Jan, active in the Polish resistance, kept ammunition buried in the elephant enclosure and stashed explosives within the animal hospital. Meanwhile, Antonina kept her unusual household afloat, caring for both its human and animal inhabitants. With exuberant prose and exquisite sensitivity, Diane Ackerman produces one of the best WW2 novels based on an incredible true story, showing how Antonina refused to give in to the penetrating fear of discovery, keeping alive an atmosphere of play and innocence even as a continent crumbled around her. 

The Huntress – Kate Quinn

Bold and fearless, Nina Markova always dreamed of flying. When the Nazis attack the Soviet Union, she risks everything to join the legendary Night Witches, an all-female night bomb regiment wreaking havoc on the invading Germans. When she is stranded behind enemy lines, Nina becomes the prey of a lethal Nazi murderess known as the Huntress, and only Nina’s bravery and cunning will keep her alive. 

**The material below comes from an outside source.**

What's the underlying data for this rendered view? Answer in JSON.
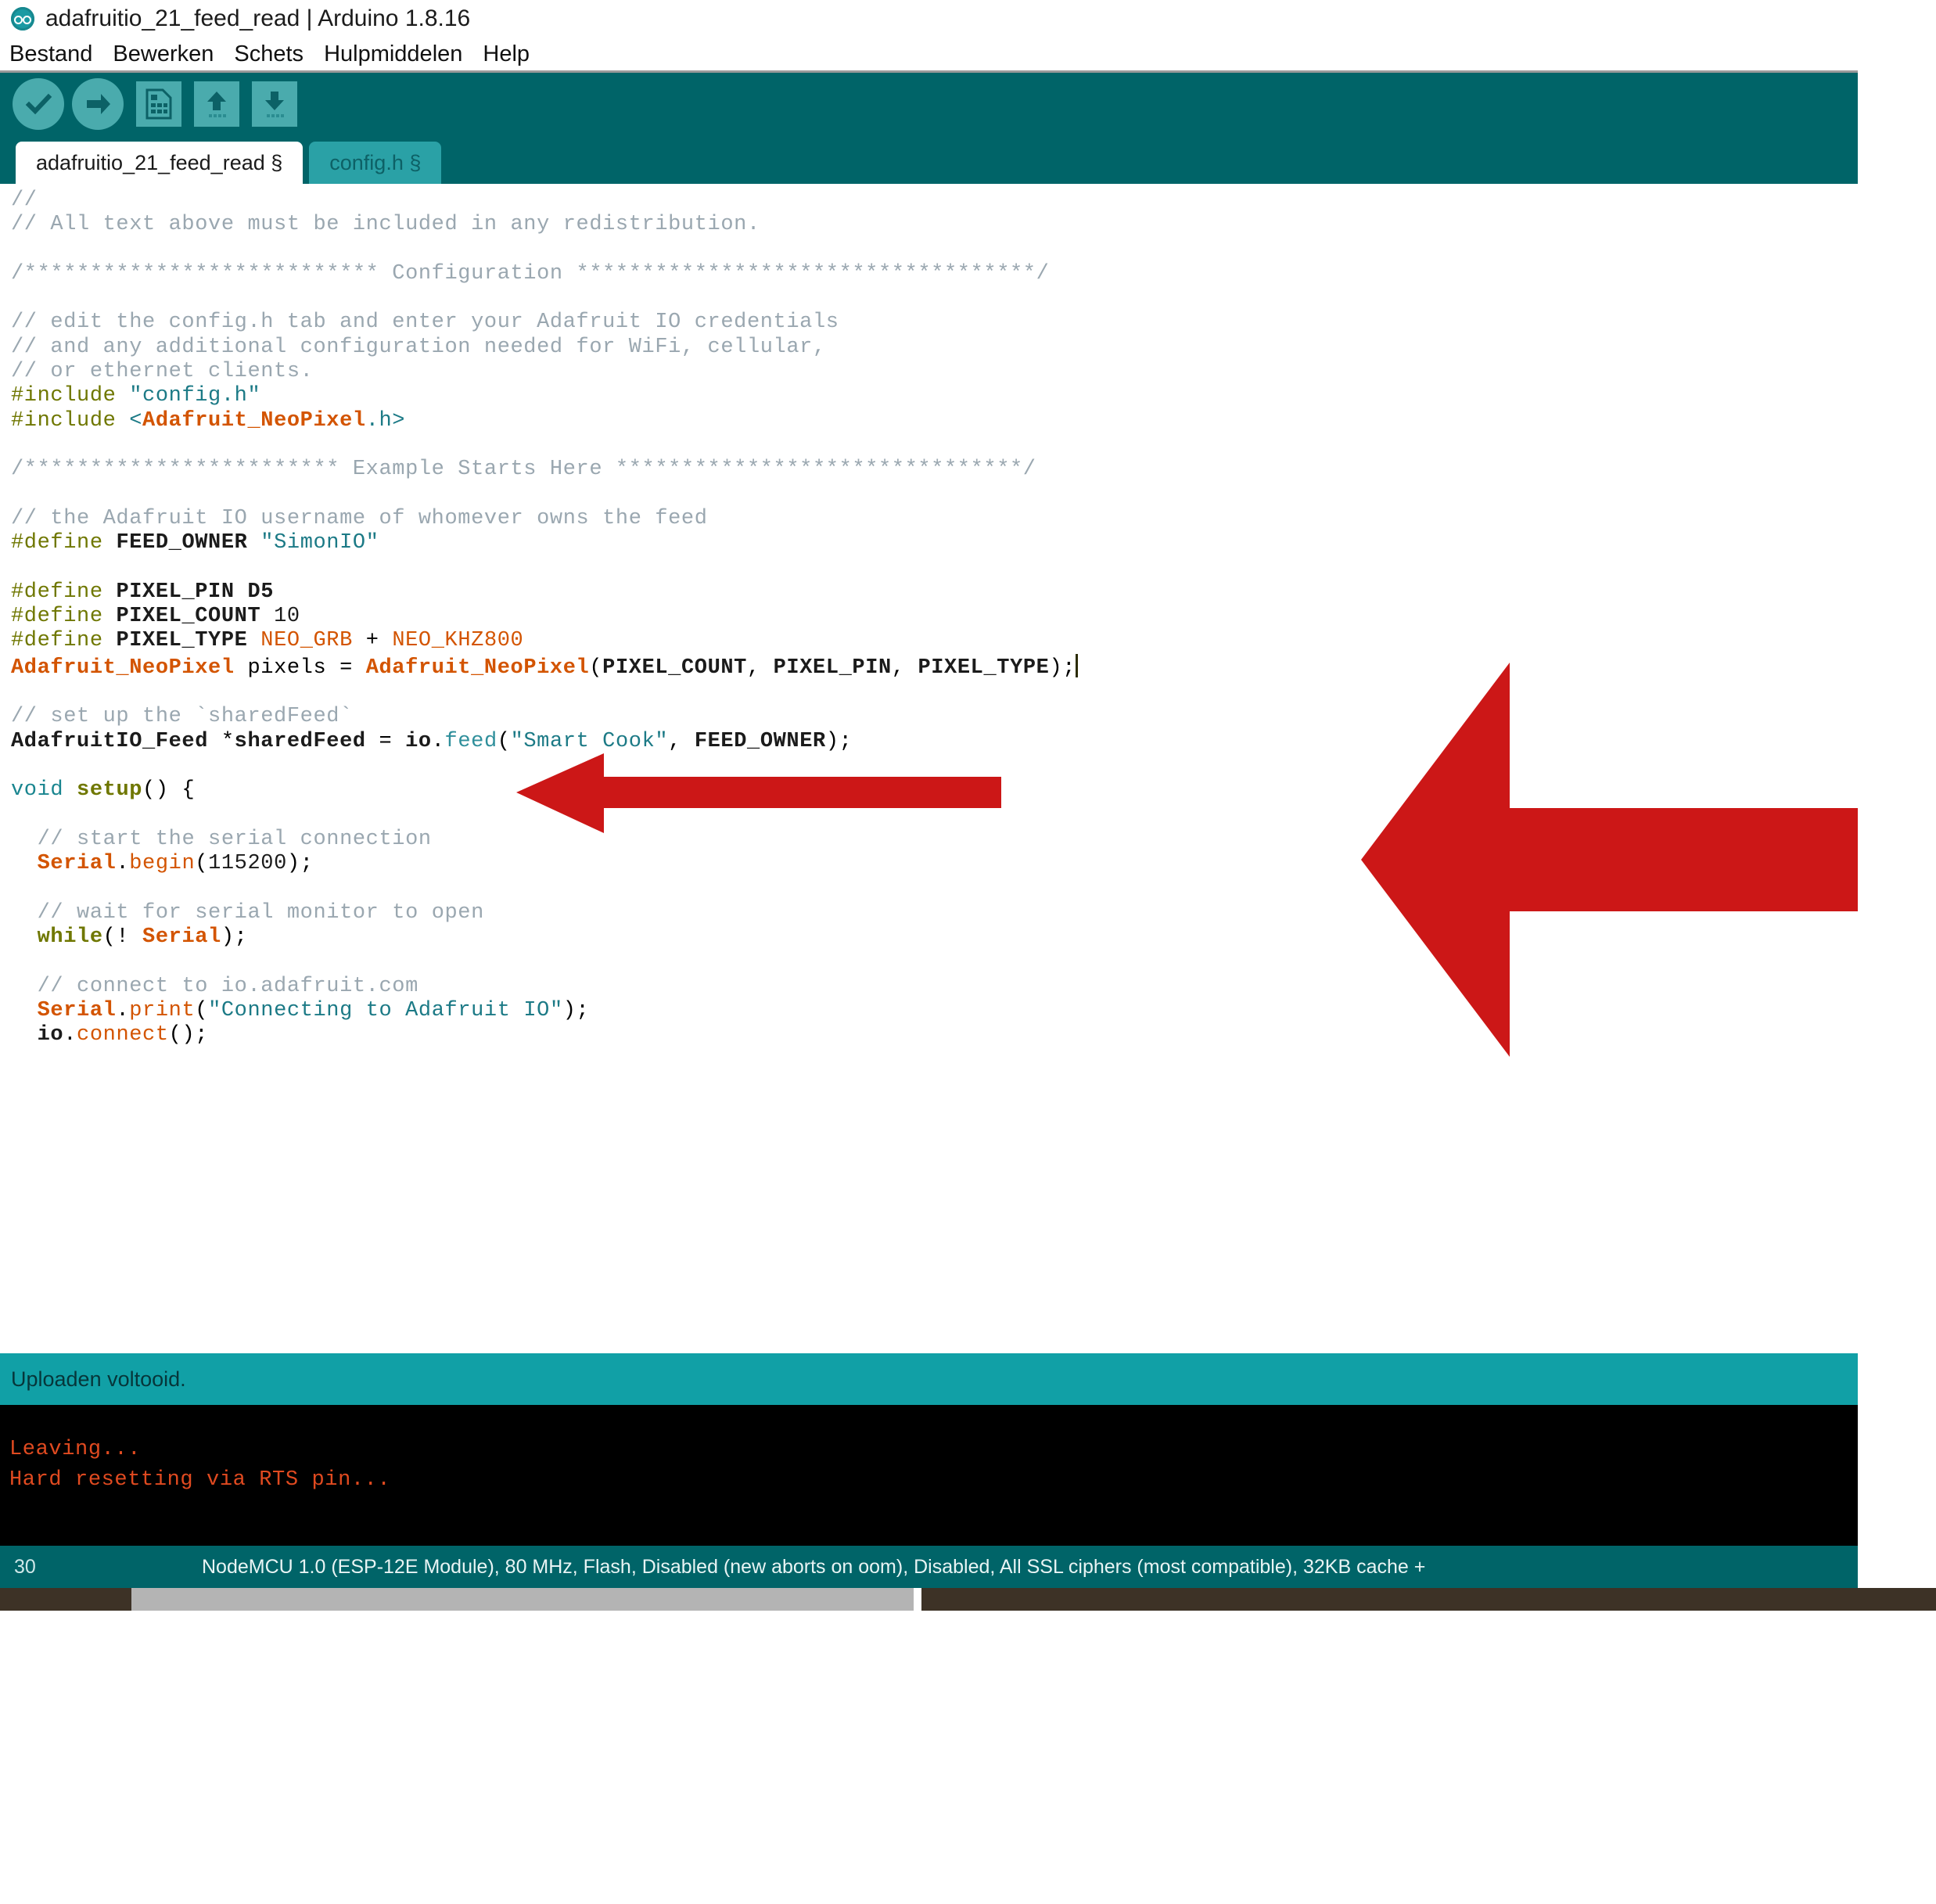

Transformed by the horrors he witnessed from Omaha Beach to the Nuremberg Trials, British war correspondent Ian Graham has become a Nazi hunter. Yet one target eludes him: a vicious predator known as the Huntress. To find her, the fierce investigator joins forces with the only witness to escape the Huntress alive, the brazen, cocksure Nina. But a shared secret could derail their mission unless Ian and Nina force themselves to confront it. In this immersive, heart-wrenching book, Kate Quinn illuminates the consequences of war on individual lives and the price we pay to find justice and truth.